Keyword research isn’t one-and-done. Markets shift. New competitors appear. Seasonal patterns change demand. Search behavior evolves.

New client onboarding: Full keyword research before any other work begins. The foundation for the entire engagement.

Quarterly refresh for active campaigns: Check for new keyword opportunities, emerging competitors, shifts in volume patterns. The market from six months ago isn’t the market today.

When rankings plateau despite technical work: If GBP is optimized, citations are clean, content exists, and rankings aren’t moving — revisit the keyword foundation. You might be optimizing for the wrong concepts.

When competitive landscape changes: A new competitor enters the market. An existing competitor launches a content campaign. The keyword research refresh surfaces what changed and what it means for your strategy.

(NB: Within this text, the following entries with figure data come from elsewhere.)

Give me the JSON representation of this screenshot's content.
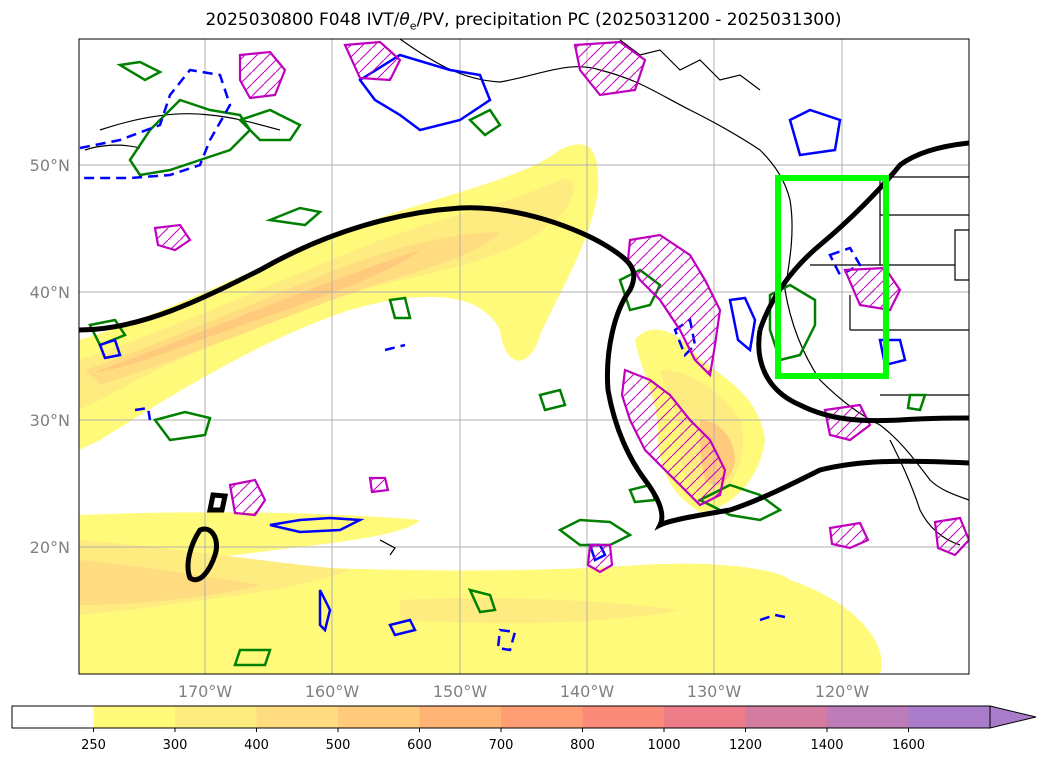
{
  "title": {
    "prefix": "2025030800 F048 IVT/",
    "theta": "θ",
    "theta_sub": "e",
    "suffix": "/PV, precipitation PC (2025031200 - 2025031300)"
  },
  "map": {
    "lat_ticks": [
      "50°N",
      "40°N",
      "30°N",
      "20°N"
    ],
    "lon_ticks": [
      "170°W",
      "160°W",
      "150°W",
      "140°W",
      "130°W",
      "120°W"
    ],
    "gridlines": true,
    "colors": {
      "land_outline": "#000000",
      "gridline": "#b0b0b0",
      "contour_black": "#000000",
      "contour_green": "#008000",
      "contour_blue": "#0000ff",
      "contour_magenta": "#bf00bf",
      "target_box": "#00ff00"
    }
  },
  "colorbar": {
    "labels": [
      "250",
      "300",
      "400",
      "500",
      "600",
      "700",
      "800",
      "1000",
      "1200",
      "1400",
      "1600"
    ],
    "colors": [
      "#ffffff",
      "#fffa7a",
      "#ffec80",
      "#ffdc80",
      "#ffca7c",
      "#ffb476",
      "#ff9e74",
      "#fb8a78",
      "#ec7c88",
      "#d47ca0",
      "#bc7cba",
      "#a87cca"
    ],
    "extend": "max"
  }
}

The cadence matters. Keyword research that’s current produces strategy that’s relevant. Research from two years ago might be targeting concepts that don’t match current search behavior.

Start Here

If you haven’t done keyword research for a client, that’s the first step. Before GBP optimization, before content planning, before geogrid setup.

Run the research. Get the keyword foundation. Then build everything else on top of it.

The local-keyword-research skill produces the complete output in one prompt. The local-content-strategy skill organizes it into a content architecture. The workflow is designed to chain.

Keywords are the raw material. Concepts are what you build. The translation between them is where local SEO strategy begins.